Limitations on Relationships

Another tricky choice, is figuring out how many items you put into a
relationship. Do you put 10? 100? Literally all of them?

At first you'll say "Oh there wont ever be more than X”, and again, that's
almost certainly going to change since that initial assumption. The carpooling
company said "Oh there's never going to be more than 5 riders, because a car
wont fit more than 5!"

Then we added vans with 20 riders, and im sure at some point there would have
been actual buses with 100. After a few months there could be several hundreds
of riders with various status, and that's getting to be some chunky JSON.

JSON:API offers fantastic advice in the Pagination
section
:

A server MAY provide links to traverse a paginated data set ("pagination links”).

Pagination links MUST appear in the links object that corresponds to a collection. To paginate the primary data, supply pagination links in the top-level links object. To paginate an included collection returned in a compound document, supply pagination links in the corresponding links object.

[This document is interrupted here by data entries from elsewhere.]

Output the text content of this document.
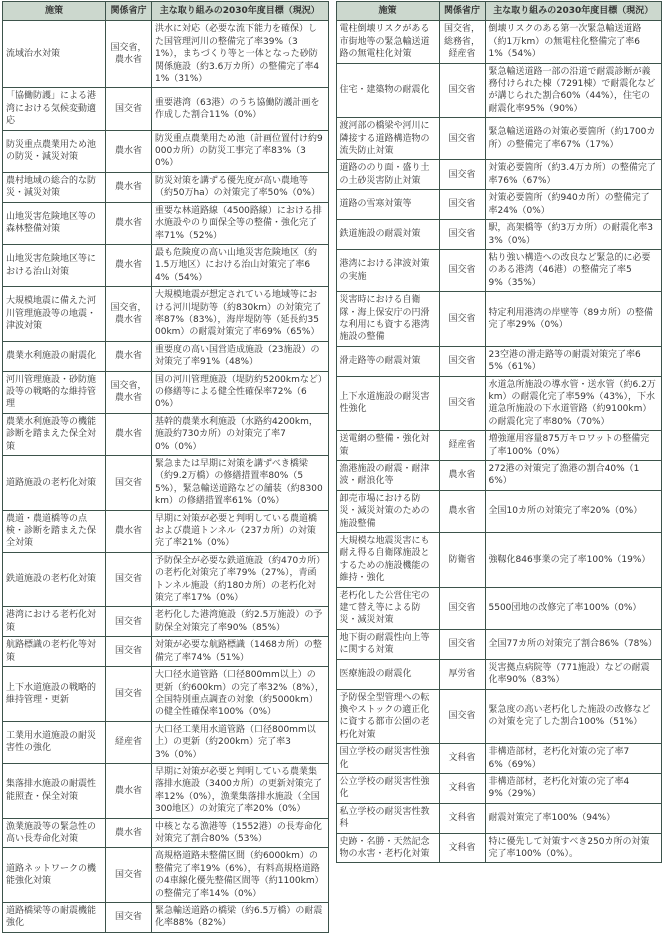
施策	関係省庁	主な取り組みの2030年度目標（現況）
流域治水対策	国交省，農水省	洪水に対応（必要な流下能力を確保）した国管理河川の整備完了率39%（31%），まちづくり等と一体となった砂防関係施設（約3.6万カ所）の整備完了率41%（31%）
「協働防護」による港湾における気候変動適応	国交省	重要港湾（63港）のうち協働防護計画を作成した割合11%（0%）
防災重点農業用ため池の防災・減災対策	農水省	防災重点農業用ため池（計画位置付け約9000カ所）の防災工事完了率83%（30%）
農村地域の総合的な防災・減災対策	農水省	防災対策を講ずる優先度が高い農地等（約50万ha）の対策完了率50%（0%）
山地災害危険地区等の森林整備対策	農水省	重要な林道路線（4500路線）における排水施設やのり面保全等の整備・強化完了率71%（52%）
山地災害危険地区等における治山対策	農水省	最も危険度の高い山地災害危険地区（約1.5万地区）における治山対策完了率64%（54%）
大規模地震に備えた河川管理施設等の地震・津波対策	国交省，農水省	大規模地震が想定されている地域等における河川堤防等（約830km）の対策完了率87%（83%），海岸堤防等（延長約3500km）の耐震対策完了率69%（65%）
農業水利施設の耐震化	農水省	重要度の高い国営造成施設（23施設）の対策完了率91%（48%）
河川管理施設・砂防施設等の戦略的な維持管理	国交省，農水省	国の河川管理施設（堤防約5200kmなど）の修繕等による健全性確保率72%（60%）
農業水利施設等の機能診断を踏まえた保全対策	農水省	基幹的農業水利施設（水路約4200km，施設約730カ所）の対策完了率70%（0%）
道路施設の老朽化対策	国交省	緊急または早期に対策を講ずべき橋梁（約9.2万橋）の修繕措置率80%（55%），緊急輸送道路などの舗装（約8300km）の修繕措置率61%（0%）
農道・農道橋等の点検・診断を踏まえた保全対策	農水省	早期に対策が必要と判明している農道橋および農道トンネル（237カ所）の対策完了率21%（0%）
鉄道施設の老朽化対策	国交省	予防保全が必要な鉄道施設（約470カ所）の老朽化対策完了率79%（27%），青函トンネル施設（約180カ所）の老朽化対策完了率17%（0%）
港湾における老朽化対策	国交省	老朽化した港湾施設（約2.5万施設）の予防保全対策完了率90%（85%）
航路標識の老朽化等対策	国交省	対策が必要な航路標識（1468カ所）の整備完了率74%（51%）
上下水道施設の戦略的維持管理・更新	国交省	大口径水道管路（口径800mm以上）の更新（約600km）の完了率32%（8%），全国特別重点調査の対象（約5000km）の健全性確保率100%（0%）
工業用水道施設の耐災害性の強化	経産省	大口径工業用水道管路（口径800mm以上）の更新（約200km）完了率33%（0%）
集落排水施設の耐震性能照査・保全対策	農水省	早期に対策が必要と判明している農業集落排水施設（3400カ所）の更新対策完了率12%（0%），漁業集落排水施設（全国300地区）の対策完了率20%（0%）
漁業施設等の緊急性の高い長寿命化対策	農水省	中核となる漁港等（1552港）の長寿命化対策完了割合80%（53%）
道路ネットワークの機能強化対策	国交省	高規格道路未整備区間（約6000km）の整備完了率19%（6%），有料高規格道路の4車線化優先整備区間等（約1100km）の整備完了率14%（0%）
道路橋梁等の耐震機能強化	国交省	緊急輸送道路の橋梁（約6.5万橋）の耐震化率88%（82%）
施策	関係省庁	主な取り組みの2030年度目標（現況）
電柱倒壊リスクがある市街地等の緊急輸送道路の無電柱化対策	国交省，総務省，経産省	倒壊リスクのある第一次緊急輸送道路（約1万km）の無電柱化整備完了率61%（54%）
住宅・建築物の耐震化	国交省	緊急輸送道路一部の沿道で耐震診断が義務付けられた棟（7291棟）で耐震化などが講じられた割合60%（44%），住宅の耐震化率95%（90%）
渡河部の橋梁や河川に隣接する道路構造物の流失防止対策	国交省	緊急輸送道路の対策必要箇所（約1700カ所）の整備完了率67%（17%）
道路ののり面・盛り土の土砂災害防止対策	国交省	対策必要箇所（約3.4万カ所）の整備完了率76%（67%）
道路の雪寒対策等	国交省	対策必要箇所（約940カ所）の整備完了率24%（0%）
鉄道施設の耐震対策	国交省	駅，高架橋等（約3万カ所）の耐震化率33%（0%）
港湾における津波対策の実施	国交省	粘り強い構造への改良など緊急的に必要のある港湾（46港）の整備完了率59%（35%）
災害時における自衛隊・海上保安庁の円滑な利用にも資する港湾施設の整備	国交省	特定利用港湾の岸壁等（89カ所）の整備完了率29%（0%）
滑走路等の耐震対策	国交省	23空港の滑走路等の耐震対策完了率65%（61%）
上下水道施設の耐災害性強化	国交省	水道急所施設の導水管・送水管（約6.2万km）の耐震化完了率59%（43%），下水道急所施設の下水道管路（約9100km）の耐震化完了率80%（70%）
送電網の整備・強化対策	経産省	増強運用容量875万キロワットの整備完了率100%（0%）
漁港施設の耐震・耐津波・耐浪化等	農水省	272港の対策完了漁港の割合40%（16%）
卸売市場における防災・減災対策のための施設整備	農水省	全国10カ所の対策完了率20%（0%）
大規模な地震災害にも耐え得る自衛隊施設とするための施設機能の維持・強化	防衛省	強靱化846事業の完了率100%（19%）
老朽化した公営住宅の建て替え等による防災・減災対策	国交省	5500団地の改修完了率100%（0%）
地下街の耐震性向上等に関する対策	国交省	全国77カ所の対策完了割合86%（78%）
医療施設の耐震化	厚労省	災害拠点病院等（771施設）などの耐震化率90%（83%）
予防保全型管理への転換やストックの適正化に資する都市公園の老朽化対策	国交省	緊急度の高い老朽化した施設の改修などの対策を完了した割合100%（51%）
国立学校の耐災害性強化	文科省	非構造部材，老朽化対策の完了率76%（69%）
公立学校の耐災害性強化	文科省	非構造部材，老朽化対策の完了率49%（29%）
私立学校の耐災害性教科	文科省	耐震対策完了率100%（94%）
史跡・名勝・天然記念物の水害・老朽化対策	文科省	特に優先して対策すべき250カ所の対策完了率100%（0%）。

Basically they recommend shoving some "next" links in there.

"relationships": {
  "active_riders": {
    "links": {
      "related": "https://api.example.com/riders?trip_id=23124"
      "next": "https://api.example.com/riders?trip_id=23124&cursor=learn-about-cursors-in-the-book"
    }
    "data": [
      { "type": "people", "id": "11" },
      { "type": "people", "id": "2819" },
      { "type": "people", "id": "3223" },
      { "type": "people", "id": "36" },
      { "type": "people", "id": "643" },
      { "type": "people", "id": "3434" },
      { "type": "people", "id": "232" },
      { "type": "people", "id": "1123" },
      { "type": "people", "id": "1563" },
      { "type": "people", "id": "1357" }
    ]
  }
}

Ooo, links. Otherwise known as HATEOAS! Hypermedia as the Engine of Application
State which in its most simple form often is "Hey you can go and get more stuff
over here if you want it."

Putting in just a few items for the relationship (say… 10!), then having a URL
for clients to fetch more stuff if they want it is awesome. They can go grab
that either when the end user wants it, or preemptively.

This is a lovely combination of two approaches. On one side its exactly the sort
of thing the REST is asking you to do, whilst still providing a bit of an
optimization for HTTP/1.1-stuck clients scared to make multiple requests.

You do of course need to make sure you have that /riders?trip_id=23124
endpoint, and you'll probably need to make sure you have all the same query
string filter options as you do with filter[riders][status].

By the time you have all these things done twice, you start to wonder if it
would be better to have just the one way of doing things… and that's where I'm
at these days.

I advice against using includes, and if you do use them you need to really
restrict how and where you use them, and also put links in for all of your
relationships, pagination, related actions, and anywhere else that makes sense.

Summary

For those really set on using JSON:API, watch out for these troubles I've bumped
into, and check out other articles by other smart
folks

who are getting into it.

Avoid building a slow SQL-over-HTTP API, that appears to works for a few months,
and fails horribly once your database tables are a little better stocked than
your test data. Sure it'll fulfill any query that anyone could possibly want,
but it'll do it poorly. 😅

One cool thing about using JSON:API for now, is that you can offer includes
and links. Then you can slowly move over to a more hypermedia based approach
as HTTP/2 usage becomes more prolific; deprecating and removing includes as
clients upgrade to just making web requests to nice, HTTP-level cacheable
collections, with top level query strings and no messy compound document stuff
getting in the way.

Personally I want to ditch compound
documents
,
pass most of the work off to HTTP/2, RFC
7807
, RFC
7386
, JSON
HyperSchema
, and
maybe knock up a baaaasic little micro-standard that just covers items,
collections, and a handful of little bits of metadata like pagination, sorting,
filters, etc., but that's a topic for another day.